Sunday, in-queue– what if my national identity sells out? Flags flapping, helpers and hi-five, (take a look at the absolute resilience of this volunteer!)
We had a happy b-day in-queue, where as they waited, the whole of Copland St joined in to sing, Happy Birthday! I gave him a birthday present of a poem that could move with them. If not move them.
Lovely to actually be asked by someone next in line to please share another.
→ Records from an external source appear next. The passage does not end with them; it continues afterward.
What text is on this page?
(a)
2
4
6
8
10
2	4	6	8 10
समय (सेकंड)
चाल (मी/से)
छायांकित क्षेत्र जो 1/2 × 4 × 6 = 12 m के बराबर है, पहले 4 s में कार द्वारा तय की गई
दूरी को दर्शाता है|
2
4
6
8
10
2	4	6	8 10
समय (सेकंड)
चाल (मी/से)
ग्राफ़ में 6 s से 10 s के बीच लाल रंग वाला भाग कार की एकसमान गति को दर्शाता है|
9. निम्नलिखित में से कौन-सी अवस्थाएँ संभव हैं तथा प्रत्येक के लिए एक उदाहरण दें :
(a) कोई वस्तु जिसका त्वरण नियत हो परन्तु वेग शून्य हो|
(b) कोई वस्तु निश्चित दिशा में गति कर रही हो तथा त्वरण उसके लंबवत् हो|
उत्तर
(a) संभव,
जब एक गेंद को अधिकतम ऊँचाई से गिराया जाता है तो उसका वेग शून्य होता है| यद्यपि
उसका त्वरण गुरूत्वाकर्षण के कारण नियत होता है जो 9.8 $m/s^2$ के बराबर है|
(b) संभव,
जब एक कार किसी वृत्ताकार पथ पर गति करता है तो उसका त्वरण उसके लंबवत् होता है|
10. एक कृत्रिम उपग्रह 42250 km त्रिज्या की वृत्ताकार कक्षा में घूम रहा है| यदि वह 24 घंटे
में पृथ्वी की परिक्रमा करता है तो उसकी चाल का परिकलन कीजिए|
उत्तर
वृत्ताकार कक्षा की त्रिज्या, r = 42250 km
NEXT (STORY) TELLER PLEASE
And to actually share
THE REASON YOU RUCK
“it disappears this muscle clutch
in a grinding muffled roar
an elastic snap second
a blink-less swallow…
your rising determination
thrusts me back
till I’m swinging
nestled in your hooked elbow
egg-cold and tightly stitched
brushing your heaving chest
till I’m spinning
seed-giddy, through a held breath
hurtling between seven intentions
knocking teeth loose in a tackle
at a rugby sevens line up.
Where do you think they are from? Stewart asks, of those wearing a green and gold t-shirt, boasting AUSSIE, carrying an inflatable kangaroo & clutching a curling colonial flag. Maybe there is something in a stereotype because we bonded rather quickly, and I shared the poem about the sea and Sydney-
“the bridge yawns gracefully above
houselights huddle on a stolen headland
camped conversations silenced by distance
and the inky black spill of still ocean
the water is a kiss or a slap
against the city’s concrete rim–
I can’t decide”
We cut quickly to political agitation. The Brits were the first boat people to land on Australia, ah, “she knows our history” one of them chimed in. Lets not in Britain suffer from the same amnesia that Australia does when it comes to what actually happened to get us where we are today. Empire was, and did, and settlement wasn’t really so much that as invasion, and where I come from I’m not considered Indigenous and the first people were not the first to suffer a near genocide, and there is today a Commonwealth of nations in which there is rarely (each of us) a common wealth.
Wow, what a day! Despite the slight dribble of rain, the wind blowing my poncho into a portable ‘poet’ bubble, and the tube station hold ups, (long lovely queues) – there were smiles and spectator glee.